On Being the 1st Mover
Jason also doesn’t think that its important to be a first mover. Many of the software giants and brandnames today were not first movers – they were just better.

On Ad Support Sites and Applications
those applications are optimized for the advertisers and not for the users. Again, the disconnect between the user and the “buyer”.

I totally agree with his statement that us software developers are EXTREMELY lucky in that it’s very easy to create and change software. We don’t have to worry about issues such as warehousing, inventory, waterproofing. Even changing software is much easier than changing a building once its built. Truly. Software developers live in an age where we can create applications and businesses at a very low cost now than ever before.

On Beta
Beta is BS. If it’s out there, it’s not Beta. Private betas are ok.

On PR
Had a PR firm for about 3 months. PR and marketing is just what you do. Just be yourself. All the press has come from sharing, being opinionated (because boring people are not newsworthy).

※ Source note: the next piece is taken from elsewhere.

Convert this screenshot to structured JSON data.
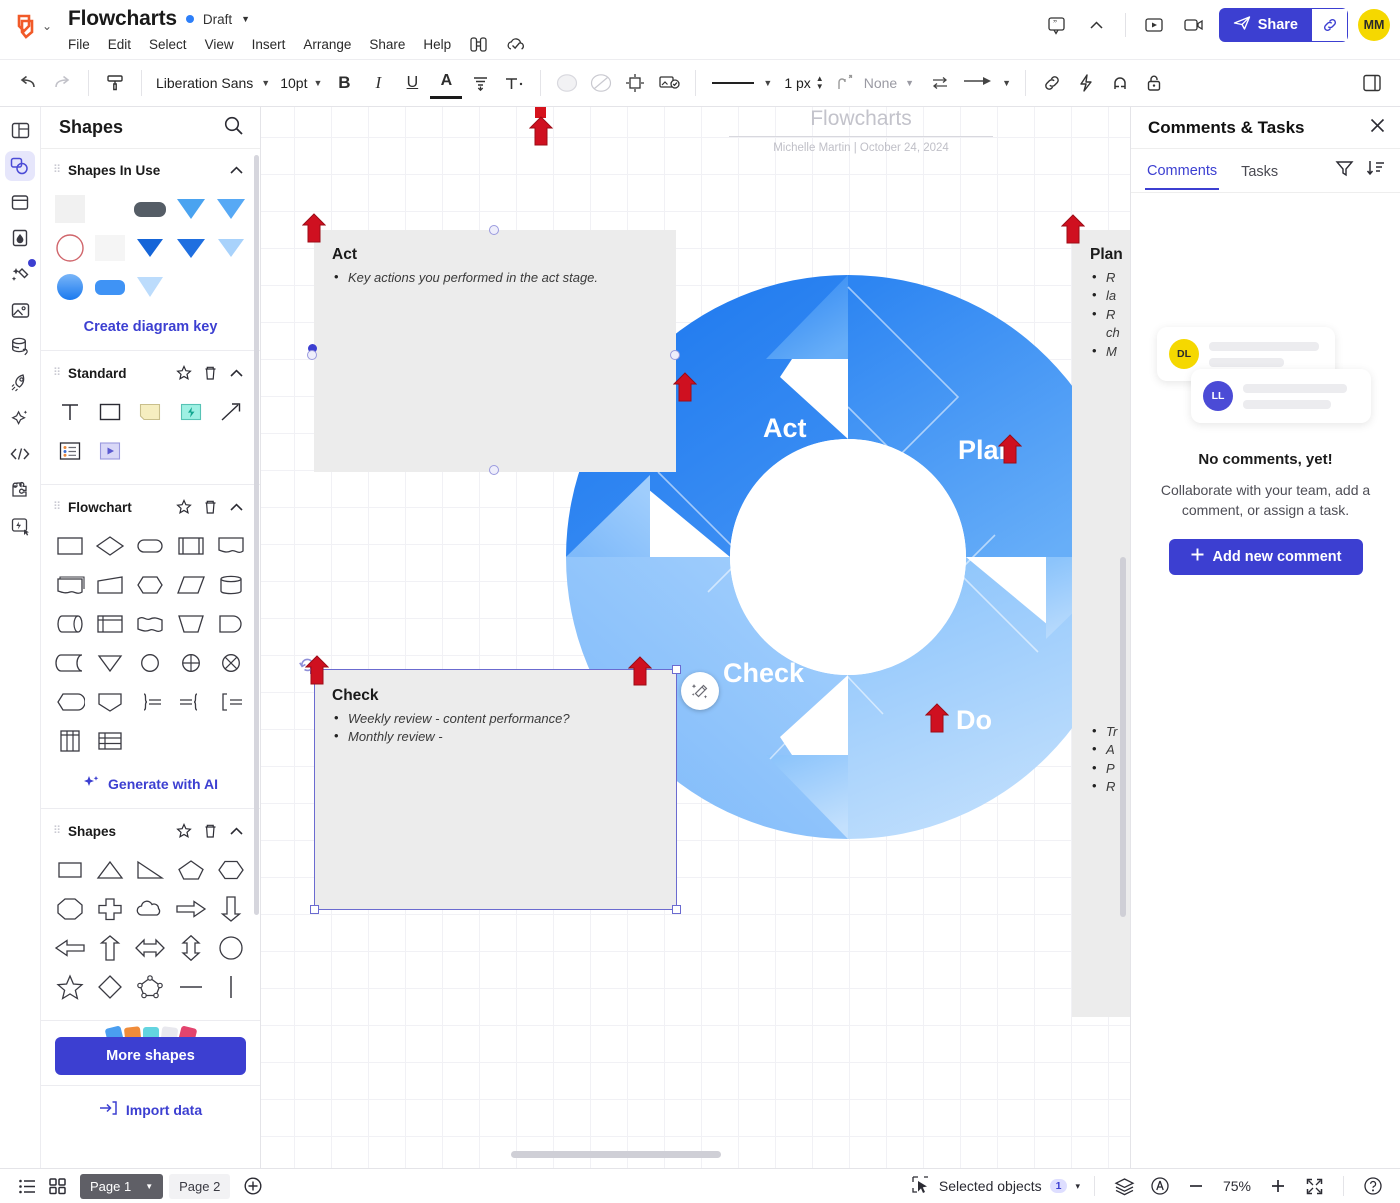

On the Team Being Spread Apart
Get more done when not together. People meet all the time when they are together and lose work time.

New Stuff On the Horizon

  • Tighter integration between the products
  • New book on entrepreneurship
  • Products sold as a suite

On Jeff Bezos, investor in 37signals
Jeff has a similar mindset to Jason – a long term view not driven by quarterly earnings or a need to cash out. Jeff is in it for the long run.

On What to Focus On
Focus on things that don’t change. Invest in usability and reliability for example. “Ten years from now, who knows if Facebook is going to be around, but people probably don’t want harder to use software or unreliable software.”

On Hiring
Hire when you absolutely need to. Hire when it hurts.

On Growth
When asked if he wanted to be a 100 person company, he didn’t particularly care. The metric he’s more interested in is revenue per employee. Dude is speaking my language.

Some sites he considers cool:

After the talk, I went up to him and got to say hello and shake his hand. He’s a pretty cool guy, very approachable. I was surprised that some of the people in the audience weren’t even familiar with him. I guess I don’t expect people to think of him as a huge Hollywood celebrity, but it’s just strange to go listen to someone talk if you’ve never even heard of him.